Cette production locale ne ressemble en rien à ce que le public occidental connaît du cinéma indien4. Elle apparaît, de prime abord, comme un pur objet d'évasion.

D'où vient donc le succès du cinéma masala ? D'où vient ce pouvoir de la fiction sur la réalité ? Dans une société nourrie de culture orale à travers son théâtre et ses contes, illettrée pour la moitié, le monde de l'image exerce un pouvoir magnétique sans précédent. C'est par la prière et la vision religieuse (darshan) que l'hindou dépasse les apparences pour atteindre la vérité. Pourtant, le film populaire, généralement réduit par la critique indienne à un archétype et à un pur instrument de divertissement, se voit dénier toute prétention à traduire la réalité et la vérité. Or, dans une Inde actuelle en proie à des bouleversements culturels majeurs qui remettent en cause ses structures traditionnelles, le film masala, à travers les thèmes qu'il aborde, la famille, l'amour, la violence, apporte sa propre représentation de la réalité, une réalité bigarrée et chaotique, qui dérange les modèles classiques. Par ailleurs, par le biais d'une codification extrême de sa forme, le film masala porte à l'écran des vérités essentielles. Dire la réalité et la vérité sans être réaliste, là est le propre du cinéma populaire indien, véritable phénomène de société.

Une culture de l'image

Avant d'entrer dans l'une des 13 000 salles obscures de l'Inde, pénétrons dans l'un de ses 250 millions foyers, là où se trouve la clé du rapport singulier que les Indiens entretiennent avec le monde des représentations. Dans le foyer indien, des dizaines d'effigies des divinités vous accueillent : selon la région, ce sont Ganesh, le dieu éléphant au corps dodu de petit homme, ou Krishna jouant de la flûte, ou la déesse Durga terrassant le démon, ou son autre avatar, la féroce Kali, à la langue sanglante et au collier de crânes. Et même le Bouddha, un Saint, ou le Christ. C'est sans compter les mille et une statuettes du petit autel où se font les puja (prières de dévotion) quotidiennes.

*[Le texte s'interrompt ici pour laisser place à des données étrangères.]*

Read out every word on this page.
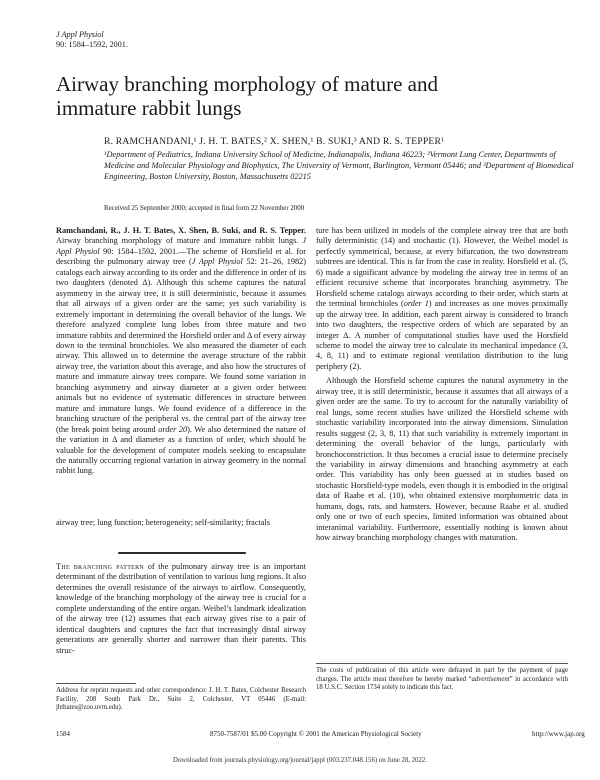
J Appl Physiol
90: 1584–1592, 2001.
Airway branching morphology of mature and immature rabbit lungs
R. RAMCHANDANI,¹ J. H. T. BATES,² X. SHEN,¹ B. SUKI,³ AND R. S. TEPPER¹
¹Department of Pediatrics, Indiana University School of Medicine, Indianapolis, Indiana 46223; ²Vermont Lung Center, Departments of Medicine and Molecular Physiology and Biophysics, The University of Vermont, Burlington, Vermont 05446; and ³Department of Biomedical Engineering, Boston University, Boston, Massachusetts 02215
Received 25 September 2000; accepted in final form 22 November 2000
Ramchandani, R., J. H. T. Bates, X. Shen, B. Suki, and R. S. Tepper. Airway branching morphology of mature and immature rabbit lungs. J Appl Physiol 90: 1584–1592, 2001.—The scheme of Horsfield et al. for describing the pulmonary airway tree (J Appl Physiol 52: 21–26, 1982) catalogs each airway according to its order and the difference in order of its two daughters (denoted Δ). Although this scheme captures the natural asymmetry in the airway tree, it is still deterministic, because it assumes that all airways of a given order are the same; yet such variability is extremely important in determining the overall behavior of the lungs. We therefore analyzed complete lung lobes from three mature and two immature rabbits and determined the Horsfield order and Δ of every airway down to the terminal bronchioles. We also measured the diameter of each airway. This allowed us to determine the average structure of the rabbit airway tree, the variation about this average, and also how the structures of mature and immature airway trees compare. We found some variation in branching asymmetry and airway diameter at a given order between animals but no evidence of systematic differences in structure between mature and immature lungs. We found evidence of a difference in the branching structure of the peripheral vs. the central part of the airway tree (the break point being around order 20). We also determined the nature of the variation in Δ and diameter as a function of order, which should be valuable for the development of computer models seeking to encapsulate the naturally occurring regional variation in airway geometry in the normal rabbit lung.
airway tree; lung function; heterogeneity; self-similarity; fractals
The branching pattern of the pulmonary airway tree is an important determinant of the distribution of ventilation to various lung regions. It also determines the overall resistance of the airways to airflow. Consequently, knowledge of the branching morphology of the airway tree is crucial for a complete understanding of the entire organ. Weibel’s landmark idealization of the airway tree (12) assumes that each airway gives rise to a pair of identical daughters and captures the fact that increasingly distal airway generations are generally shorter and narrower than their parents. This struc-

ture has been utilized in models of the complete airway tree that are both fully deterministic (14) and stochastic (1). However, the Weibel model is perfectly symmetrical, because, at every bifurcation, the two downstream subtrees are identical. This is far from the case in reality. Horsfield et al. (5, 6) made a significant advance by modeling the airway tree in terms of an efficient recursive scheme that incorporates branching asymmetry. The Horsfield scheme catalogs airways according to their order, which starts at the terminal bronchioles (order 1) and increases as one moves proximally up the airway tree. In addition, each parent airway is considered to branch into two daughters, the respective orders of which are separated by an integer Δ. A number of computational studies have used the Horsfield scheme to model the airway tree to calculate its mechanical impedance (3, 4, 8, 11) and to estimate regional ventilation distribution to the lung periphery (2).

Although the Horsfield scheme captures the natural asymmetry in the airway tree, it is still deterministic, because it assumes that all airways of a given order are the same. To try to account for the naturally variability of real lungs, some recent studies have utilized the Horsfield scheme with stochastic variability incorporated into the airway dimensions. Simulation results suggest (2, 3, 8, 11) that such variability is extremely important in determining the overall behavior of the lungs, particularly with bronchoconstriction. It thus becomes a crucial issue to determine precisely the variability in airway dimensions and branching asymmetry at each order. This variability has only been guessed at in studies based on stochastic Horsfield-type models, even though it is embodied in the original data of Raabe et al. (10), who obtained extensive morphometric data in humans, dogs, rats, and hamsters. However, because Raabe et al. studied only one or two of each species, limited information was obtained about interanimal variability. Furthermore, essentially nothing is known about how airway branching morphology changes with maturation.

Address for reprint requests and other correspondence: J. H. T. Bates, Colchester Research Facility, 208 South Park Dr., Suite 2, Colchester, VT 05446 (E-mail: jhtbates@zoo.uvm.edu).
The costs of publication of this article were defrayed in part by the payment of page charges. The article must therefore be hereby marked “advertisement” in accordance with 18 U.S.C. Section 1734 solely to indicate this fact.
1584	8750-7587/01 $5.00 Copyright © 2001 the American Physiological Society	http://www.jap.org
Downloaded from journals.physiology.org/journal/jappl (003.237.048.156) on June 28, 2022.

La relation intime du monde religieux et du monde profane en Inde se traduit par une présence très forte du premier dans la vie quotidienne et passe par la représentation pléthorique et protéiforme du divin. L'image tient dès lors un rôle fondamental. Chaque jour, les hindous vont au temple pour le darshan, c'est-à-dire pour voir l'effigie (murti) de la divinité et s'en imprégner : l'image n'est pas seulement décorative, elle traduit la présence du divin, d'où l'incroyable pouvoir de la vision (darshan). Il y a donc une " vérité " traduite par l'image. La capacité d'imagination et de figuration de l'hindou n'est nullement en contradiction avec l'unicité de son sentiment religieux, comme si elle rejoignait sa capacité d'abstraction. Le dévot n'a aucun mal à dépasser l'image en carton pâte du dieu éléphant ou de la déesse terrassant le dragon et à être en communion avec l'absolu. Le monde sensible est pour l'hindou un monde d'apparences et d'illusion (maya) qu'il doit apprendre à dépasser pour atteindre la Vérité. Il y a ainsi une correspondance ontologique entre le maya et le cinéma : celui-ci propose un effet de réel dans lequel le spectateur cherchera la révélation d'une vérité supérieure ou d'un ordre (dharma) d'où la réalité tire sa cohérence.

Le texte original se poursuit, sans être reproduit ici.